By Mauro Orru and Ian Walker
U.K. antitrust officials said they were probing whether Alphabet-owned Google's investment in artificial-intelligence startup Anthropic poses a threat to competition, a setback for the search-engine giant after British regulators cleared a similar partnership between Amazon.com and Anthropic.
The Competition and Markets Authority launched an initial review of Google's investment and partnership with Anthropic in July. Officials have now opened a merger inquiry, with a decision due by Dec. 19 on whether or not a more in-depth investigation is warranted.
Tech giants have been splurging on AI startups since OpenAI's release of ChatGPT in late 2022 ushered in a spending bonanza. Google agreed to raise its investment in Anthropic to up to $2 billion late last year as the company sought to strengthen its foothold in the fierce AI race to better compete with rivals like Microsoft, OpenAI and Amazon.
Amazon, for its part, poured $4 billion into Anthropic, which offers an AI assistant known as Claude. The startup, founded by several ex-OpenAI employees, has been locked in a battle with the ChatGPT maker to secure big-ticket investments from companies willing to provide the training resources needed for its large language models.
As those investments gained prominence, regulators started closing in.
The launch of a merger inquiry into Google and Anthropic comes nearly a month after British antitrust enforcers cleared Amazon's bigger investment in the same startup, saying it didn't qualify for an in-depth investigation.

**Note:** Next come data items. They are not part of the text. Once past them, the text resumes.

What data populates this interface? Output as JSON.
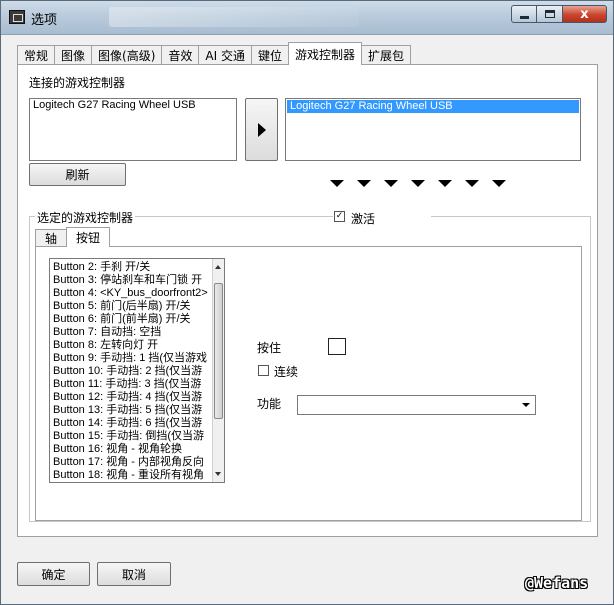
{
  "window": {
    "title": "选项",
    "icons": {
      "app": "app-window-icon",
      "minimize": "minimize-icon",
      "maximize": "maximize-icon",
      "close": "close-icon"
    },
    "close_glyph": "x"
  },
  "tabs": [
    {
      "label": "常规"
    },
    {
      "label": "图像"
    },
    {
      "label": "图像(高级)"
    },
    {
      "label": "音效"
    },
    {
      "label": "AI 交通"
    },
    {
      "label": "键位"
    },
    {
      "label": "游戏控制器",
      "active": true
    },
    {
      "label": "扩展包"
    }
  ],
  "connected": {
    "label": "连接的游戏控制器",
    "available": [
      "Logitech G27 Racing Wheel USB"
    ],
    "selected": [
      "Logitech G27 Racing Wheel USB"
    ],
    "refresh_label": "刷新",
    "transfer_icon": "arrow-right-icon",
    "slot_icon": "triangle-down-icon"
  },
  "selected_group": {
    "title": "选定的游戏控制器",
    "activate_label": "激活",
    "activate_checked": true,
    "check_mark": "☑",
    "subtabs": [
      {
        "label": "轴"
      },
      {
        "label": "按钮",
        "active": true
      }
    ],
    "buttons": [
      "Button 2: 手刹 开/关",
      "Button 3: 停站刹车和车门锁 开",
      "Button 4: <KY_bus_doorfront2>",
      "Button 5: 前门(后半扇) 开/关",
      "Button 6: 前门(前半扇) 开/关",
      "Button 7: 自动挡: 空挡",
      "Button 8: 左转向灯 开",
      "Button 9: 手动挡: 1 挡(仅当游戏",
      "Button 10: 手动挡: 2 挡(仅当游",
      "Button 11: 手动挡: 3 挡(仅当游",
      "Button 12: 手动挡: 4 挡(仅当游",
      "Button 13: 手动挡: 5 挡(仅当游",
      "Button 14: 手动挡: 6 挡(仅当游",
      "Button 15: 手动挡: 倒挡(仅当游",
      "Button 16: 视角 - 视角轮换",
      "Button 17: 视角 - 内部视角反向",
      "Button 18: 视角 - 重设所有视角"
    ],
    "hold_label": "按住",
    "continuous_label": "连续",
    "continuous_checked": false,
    "function_label": "功能",
    "function_value": ""
  },
  "footer": {
    "ok_label": "确定",
    "cancel_label": "取消",
    "watermark": "@Wefans"
  }
}
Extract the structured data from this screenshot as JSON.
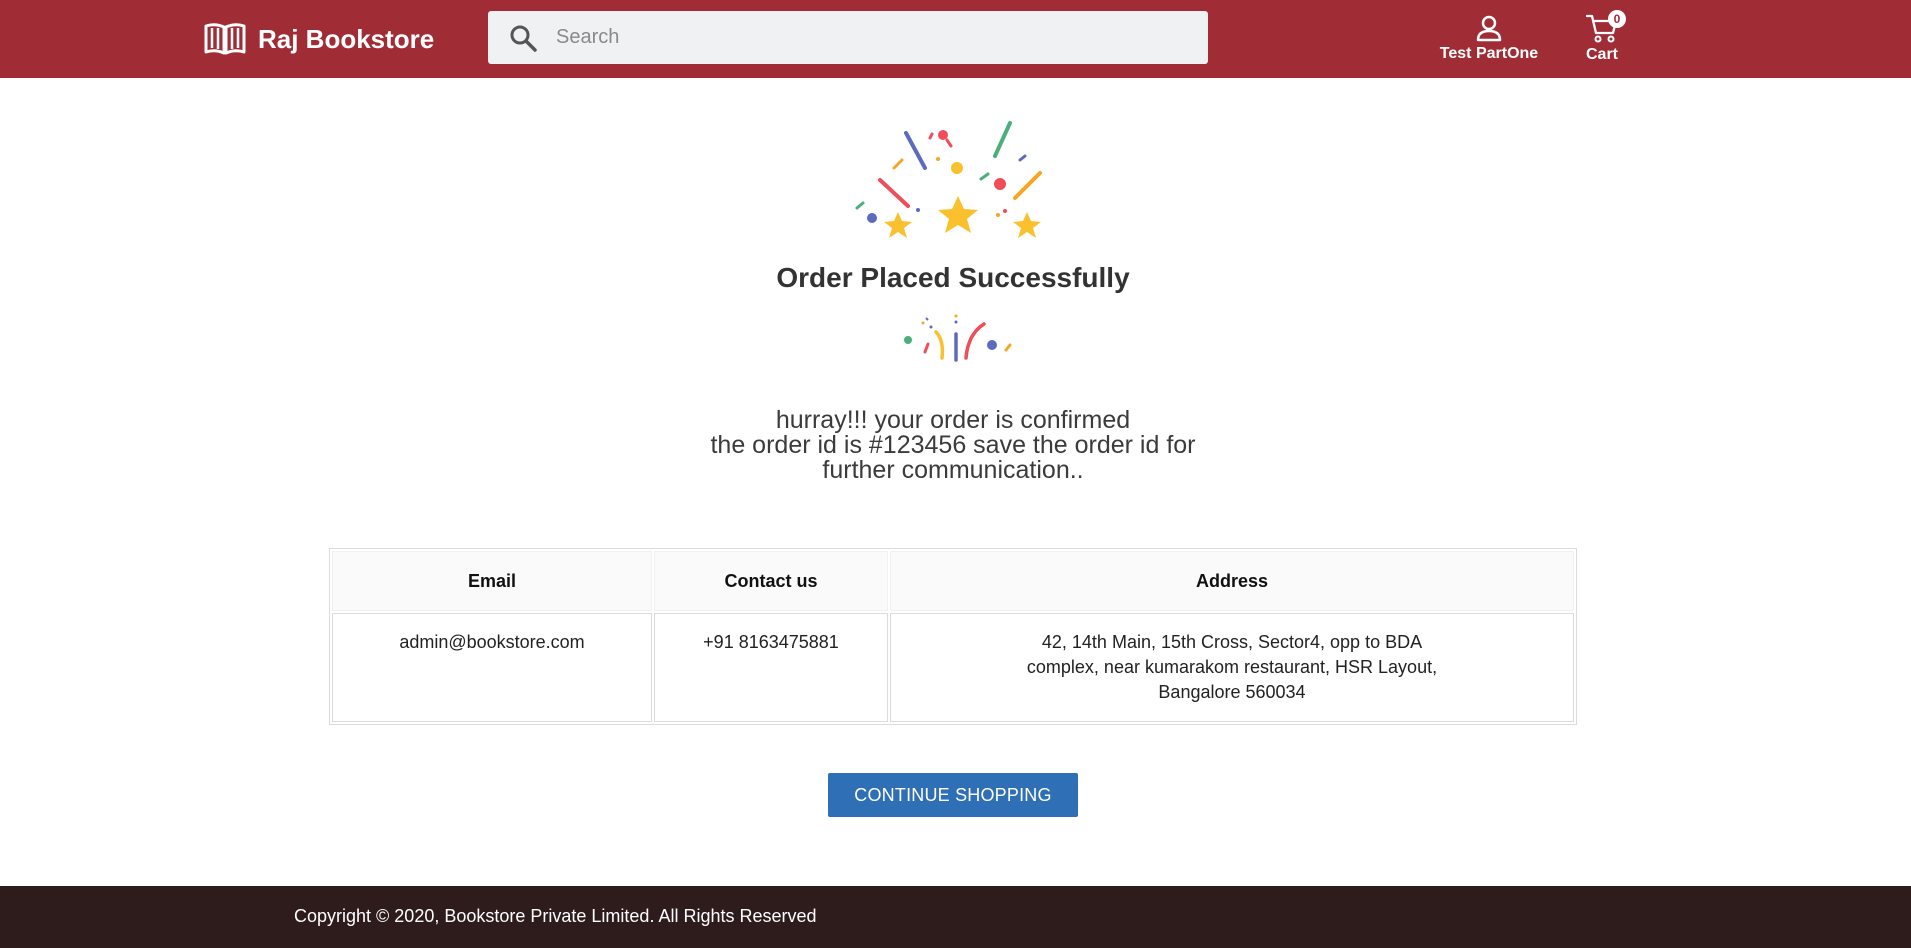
{
  "header": {
    "brand": "Raj Bookstore",
    "logo_icon": "open-book-icon",
    "search_placeholder": "Search",
    "search_icon": "search-icon",
    "user_label": "Test PartOne",
    "user_icon": "person-icon",
    "cart_label": "Cart",
    "cart_count": "0",
    "cart_icon": "cart-icon",
    "color": "#a02c35"
  },
  "main": {
    "title": "Order Placed Successfully",
    "message_lines": [
      "hurray!!! your order is confirmed",
      "the order id is #123456 save the order id for",
      "further communication.."
    ],
    "table": {
      "headers": [
        "Email",
        "Contact us",
        "Address"
      ],
      "email": "admin@bookstore.com",
      "phone": "+91 8163475881",
      "address_lines": [
        "42, 14th Main, 15th Cross, Sector4, opp to BDA",
        "complex, near kumarakom restaurant, HSR Layout,",
        "Bangalore 560034"
      ]
    },
    "continue_label": "CONTINUE SHOPPING",
    "button_color": "#2f6fb5"
  },
  "footer": {
    "copyright": "Copyright © 2020, Bookstore Private Limited. All Rights Reserved",
    "color": "#2e1c1c"
  }
}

The CMA had also cleared Microsoft's hiring of former employees from Inflection AI and its partnership with the startup.
"Google is committed to building the most open and innovative AI ecosystem in the world," a Google spokesman said. Anthropic didn't respond to a request for comment.
Google doesn't have board seats or voting rights at Anthropic, meaning the group has no veto rights over the startup's strategic commercial decisions, according to Google.

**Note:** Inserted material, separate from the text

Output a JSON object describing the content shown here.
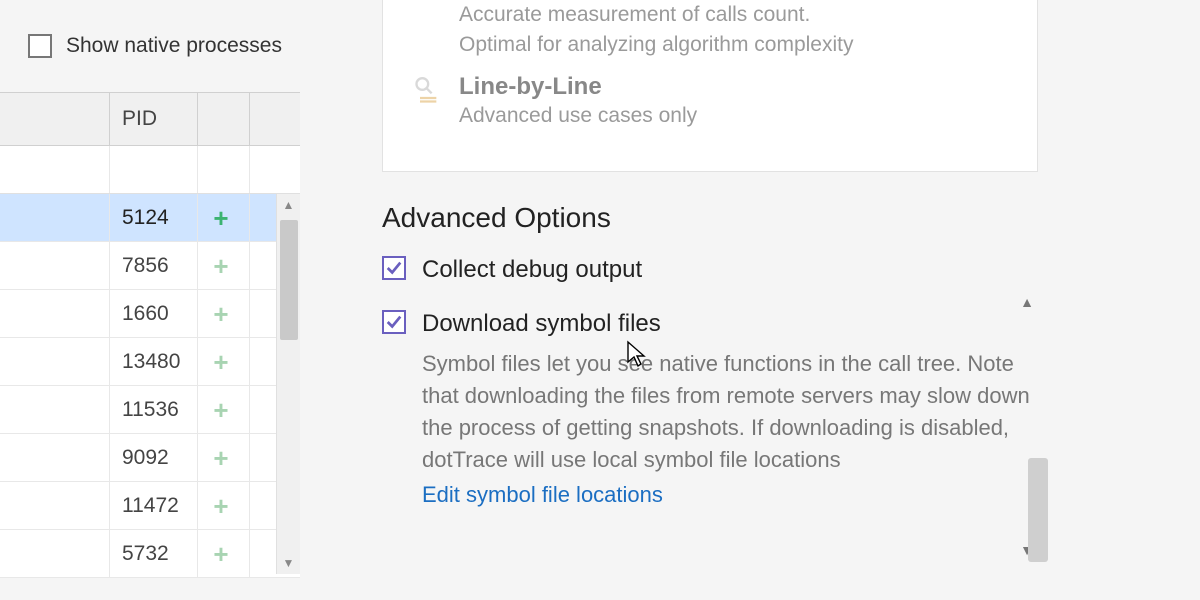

The probe marks a setback for U.S. Big Tech as it shows their ties to AI startups are still under the microscope on both sides of the Atlantic after the Federal Trade Commission launched an inquiry into generative AI partnerships earlier this year.
That inquiry includes Google owner Alphabet, Amazon, Anthropic, Microsoft and OpenAI. The FTC issued orders to the five companies to provide information on their investments into AI startups.
News Corp, owner of Dow Jones Newswires and The Wall Street Journal, has a content-licensing partnership with OpenAI.